Updates to the ATL/STL Unicode Encoding Conversion Code

I’ve updated my code on GitHub for converting between UTF-8, using STL std::string, and UTF-16, using ATL CStringW.

Now, on errors, the code throws instances of a custom exception class that is derived from std::runtime_error, and is capable of containing more information than a simple CAtlException.

Moreover, I’ve added a couple of overloads for converting from source string views (specified using an STL-style [start, finish) pointer range). This makes it possible to efficiently convert only portions of longer strings, without creating ad hoc CString or std::string instances to store those partial views.

 

Custom C++ String Pool Allocator on GitHub

I’ve uploaded on GitHub some C++ code of mine, implementing a custom string pool allocator.

The basic idea is to allocate big chunks of memory, and then serve single string allocations carving memory from inside those blocks, with a simple fast pointer increase.

There’s also a benchmark comparing this custom allocator vs. STL’s strings.

Custom string pool allocator benchmark results.
Custom string pool allocator benchmark results.

The results clearly show that both allocating strings that way, and sorting them, is faster than using the default std::wstring class.

 

The New C++11 u16string Doesn’t Play Well with Win32 APIs

Someone asked why in this article I used std::wstring instead of the new C++11 std::u16string for Unicode UTF-16 text.

The key point is that Win32 Unicode UTF-16 APIs use wchar_t as their code unit type; wstring is based on wchar_t, so it works fine with those APIs.

On the other hand, u16string is based on the char16_t type, which is a new built-in type introduced in C++11, and is different from wchar_t.

So, if you have a u16string variable and you try to use it with a Win32 Unicode API, e.g.:

// std::u16string s;
SetWindowText(hWnd, s.c_str());

Visual Studio 2015 complains (emphasis mine):

error C2664: ‘BOOL SetWindowTextW(HWND,LPCWSTR)’: cannot convert argument 2 from ‘const char16_t *’ to ‘LPCWSTR’
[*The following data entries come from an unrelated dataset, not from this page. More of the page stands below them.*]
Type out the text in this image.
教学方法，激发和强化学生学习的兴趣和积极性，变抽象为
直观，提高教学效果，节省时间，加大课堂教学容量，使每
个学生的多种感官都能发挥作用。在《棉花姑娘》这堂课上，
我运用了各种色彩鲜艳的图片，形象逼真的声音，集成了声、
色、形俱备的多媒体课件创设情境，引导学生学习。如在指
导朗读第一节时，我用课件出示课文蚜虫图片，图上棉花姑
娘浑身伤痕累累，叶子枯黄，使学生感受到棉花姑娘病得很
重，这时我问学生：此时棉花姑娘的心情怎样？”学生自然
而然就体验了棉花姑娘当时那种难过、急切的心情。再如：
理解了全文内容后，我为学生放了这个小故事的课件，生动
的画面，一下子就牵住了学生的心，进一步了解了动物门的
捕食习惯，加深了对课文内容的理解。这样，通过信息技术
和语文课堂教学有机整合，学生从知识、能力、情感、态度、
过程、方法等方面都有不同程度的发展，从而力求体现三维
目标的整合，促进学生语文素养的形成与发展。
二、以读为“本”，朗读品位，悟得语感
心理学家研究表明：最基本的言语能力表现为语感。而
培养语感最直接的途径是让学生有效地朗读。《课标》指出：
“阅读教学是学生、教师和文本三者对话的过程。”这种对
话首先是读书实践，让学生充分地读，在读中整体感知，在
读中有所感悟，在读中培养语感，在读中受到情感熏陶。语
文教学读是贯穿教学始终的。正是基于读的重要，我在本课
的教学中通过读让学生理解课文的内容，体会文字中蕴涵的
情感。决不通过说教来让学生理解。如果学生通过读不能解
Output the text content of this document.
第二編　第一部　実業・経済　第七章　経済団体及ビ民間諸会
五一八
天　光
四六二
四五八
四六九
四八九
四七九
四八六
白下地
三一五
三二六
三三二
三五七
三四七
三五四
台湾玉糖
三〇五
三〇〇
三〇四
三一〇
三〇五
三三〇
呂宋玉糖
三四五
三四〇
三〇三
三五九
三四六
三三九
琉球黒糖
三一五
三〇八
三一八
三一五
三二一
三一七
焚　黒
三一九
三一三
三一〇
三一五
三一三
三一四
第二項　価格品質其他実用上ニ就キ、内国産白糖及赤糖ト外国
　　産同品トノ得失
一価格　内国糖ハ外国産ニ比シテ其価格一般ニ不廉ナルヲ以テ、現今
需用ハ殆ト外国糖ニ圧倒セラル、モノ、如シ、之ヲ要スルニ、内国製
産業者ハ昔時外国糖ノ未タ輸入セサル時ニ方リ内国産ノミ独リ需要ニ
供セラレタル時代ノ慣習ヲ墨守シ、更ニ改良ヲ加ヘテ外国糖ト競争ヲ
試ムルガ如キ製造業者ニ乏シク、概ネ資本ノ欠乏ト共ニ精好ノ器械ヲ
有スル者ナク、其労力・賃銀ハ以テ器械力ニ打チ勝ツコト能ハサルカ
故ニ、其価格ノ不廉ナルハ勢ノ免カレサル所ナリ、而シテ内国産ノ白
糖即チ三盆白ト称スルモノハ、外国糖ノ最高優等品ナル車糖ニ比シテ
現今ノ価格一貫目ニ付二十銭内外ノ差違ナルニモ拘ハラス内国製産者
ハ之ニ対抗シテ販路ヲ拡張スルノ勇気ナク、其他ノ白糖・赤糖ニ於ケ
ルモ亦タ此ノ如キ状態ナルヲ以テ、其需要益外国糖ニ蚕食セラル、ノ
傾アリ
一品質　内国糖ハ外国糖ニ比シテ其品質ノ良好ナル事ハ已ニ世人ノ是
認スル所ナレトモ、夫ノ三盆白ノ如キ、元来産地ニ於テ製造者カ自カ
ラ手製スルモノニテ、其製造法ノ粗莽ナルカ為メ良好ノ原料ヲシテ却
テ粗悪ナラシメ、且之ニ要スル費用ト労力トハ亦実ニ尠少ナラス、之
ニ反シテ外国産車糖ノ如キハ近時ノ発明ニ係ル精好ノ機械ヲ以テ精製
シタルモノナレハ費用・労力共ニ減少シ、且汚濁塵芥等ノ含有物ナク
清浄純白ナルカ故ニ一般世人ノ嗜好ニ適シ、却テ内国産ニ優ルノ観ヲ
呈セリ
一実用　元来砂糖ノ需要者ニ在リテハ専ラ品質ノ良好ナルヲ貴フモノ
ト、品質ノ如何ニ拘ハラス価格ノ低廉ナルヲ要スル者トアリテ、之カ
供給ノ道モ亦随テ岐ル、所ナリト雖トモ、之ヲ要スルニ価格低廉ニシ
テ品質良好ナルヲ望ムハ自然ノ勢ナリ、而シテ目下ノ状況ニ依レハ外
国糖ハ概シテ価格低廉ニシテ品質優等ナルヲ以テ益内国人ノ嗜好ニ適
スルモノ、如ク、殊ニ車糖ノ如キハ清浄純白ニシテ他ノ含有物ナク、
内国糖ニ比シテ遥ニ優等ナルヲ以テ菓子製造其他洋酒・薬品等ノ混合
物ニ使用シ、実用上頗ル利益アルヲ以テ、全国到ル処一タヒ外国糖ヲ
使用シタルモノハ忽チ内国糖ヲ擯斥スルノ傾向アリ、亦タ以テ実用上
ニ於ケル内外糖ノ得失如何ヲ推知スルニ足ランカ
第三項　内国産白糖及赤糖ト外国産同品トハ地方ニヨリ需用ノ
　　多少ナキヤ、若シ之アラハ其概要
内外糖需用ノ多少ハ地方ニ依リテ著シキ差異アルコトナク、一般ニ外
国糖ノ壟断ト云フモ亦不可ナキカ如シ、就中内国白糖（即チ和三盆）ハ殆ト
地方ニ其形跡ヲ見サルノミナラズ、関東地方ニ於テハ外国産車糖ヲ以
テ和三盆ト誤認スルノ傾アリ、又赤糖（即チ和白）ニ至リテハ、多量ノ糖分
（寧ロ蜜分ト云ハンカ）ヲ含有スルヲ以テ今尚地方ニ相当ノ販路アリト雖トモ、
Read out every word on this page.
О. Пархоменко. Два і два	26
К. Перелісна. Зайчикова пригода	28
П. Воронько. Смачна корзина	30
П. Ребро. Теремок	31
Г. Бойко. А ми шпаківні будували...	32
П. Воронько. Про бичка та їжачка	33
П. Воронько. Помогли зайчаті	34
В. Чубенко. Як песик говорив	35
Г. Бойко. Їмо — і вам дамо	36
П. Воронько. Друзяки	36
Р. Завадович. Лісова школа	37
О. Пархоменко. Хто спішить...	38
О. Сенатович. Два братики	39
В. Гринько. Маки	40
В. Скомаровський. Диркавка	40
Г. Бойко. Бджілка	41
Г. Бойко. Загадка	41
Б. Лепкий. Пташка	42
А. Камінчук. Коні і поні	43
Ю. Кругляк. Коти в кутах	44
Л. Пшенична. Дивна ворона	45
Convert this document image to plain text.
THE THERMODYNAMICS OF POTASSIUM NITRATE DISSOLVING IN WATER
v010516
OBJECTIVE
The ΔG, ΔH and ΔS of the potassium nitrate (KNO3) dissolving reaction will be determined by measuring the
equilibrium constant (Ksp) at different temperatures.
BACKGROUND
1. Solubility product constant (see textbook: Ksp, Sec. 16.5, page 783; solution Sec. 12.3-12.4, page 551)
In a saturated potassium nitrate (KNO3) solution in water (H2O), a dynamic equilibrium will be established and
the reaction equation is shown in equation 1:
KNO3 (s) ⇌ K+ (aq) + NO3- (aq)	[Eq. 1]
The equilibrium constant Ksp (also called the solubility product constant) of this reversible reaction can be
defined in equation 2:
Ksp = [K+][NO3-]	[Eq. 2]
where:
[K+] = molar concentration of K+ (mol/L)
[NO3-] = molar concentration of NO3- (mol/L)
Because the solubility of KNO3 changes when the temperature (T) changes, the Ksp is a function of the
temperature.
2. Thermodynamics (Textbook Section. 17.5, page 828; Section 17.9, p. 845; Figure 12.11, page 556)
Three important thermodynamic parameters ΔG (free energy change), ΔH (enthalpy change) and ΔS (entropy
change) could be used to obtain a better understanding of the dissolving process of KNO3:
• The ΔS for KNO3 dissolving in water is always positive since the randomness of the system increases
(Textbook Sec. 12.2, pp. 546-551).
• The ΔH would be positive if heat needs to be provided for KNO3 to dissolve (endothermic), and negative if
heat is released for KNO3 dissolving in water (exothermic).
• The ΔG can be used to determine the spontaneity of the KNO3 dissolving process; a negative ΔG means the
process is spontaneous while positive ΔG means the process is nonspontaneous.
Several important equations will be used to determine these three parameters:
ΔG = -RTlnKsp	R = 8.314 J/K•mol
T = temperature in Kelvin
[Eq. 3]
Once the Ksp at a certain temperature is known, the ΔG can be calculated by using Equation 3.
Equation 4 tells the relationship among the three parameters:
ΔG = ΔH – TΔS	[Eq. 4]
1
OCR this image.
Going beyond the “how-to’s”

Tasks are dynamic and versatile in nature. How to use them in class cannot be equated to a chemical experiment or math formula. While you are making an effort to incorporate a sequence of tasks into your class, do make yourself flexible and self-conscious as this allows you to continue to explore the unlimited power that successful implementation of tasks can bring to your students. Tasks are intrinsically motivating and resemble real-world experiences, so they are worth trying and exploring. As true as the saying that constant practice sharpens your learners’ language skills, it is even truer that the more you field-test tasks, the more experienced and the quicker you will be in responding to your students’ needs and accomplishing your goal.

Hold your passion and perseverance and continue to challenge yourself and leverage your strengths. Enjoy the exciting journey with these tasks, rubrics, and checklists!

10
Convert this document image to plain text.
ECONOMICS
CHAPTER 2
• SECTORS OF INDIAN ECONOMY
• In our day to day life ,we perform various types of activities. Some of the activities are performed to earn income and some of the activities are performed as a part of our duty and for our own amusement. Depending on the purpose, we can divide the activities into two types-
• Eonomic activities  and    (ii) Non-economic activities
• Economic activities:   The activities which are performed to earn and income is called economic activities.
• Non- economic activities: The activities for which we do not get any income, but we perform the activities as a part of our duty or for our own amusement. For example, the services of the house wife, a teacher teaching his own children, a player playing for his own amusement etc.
note: Types pointed to are unrelated; conversion requires reinterpret_cast, C-style cast or function-style cast

wchar_t is non-portable in the sense that its size isn’t specified by the standard; but, all in all, if you are invoking Win32 APIs you are already in an area of code that is non-portable (as Win32 APIs are Windows platform specific), so adding wstring (or even CString!) to that mix doesn’t change anything with respect to portability (or lack thereof).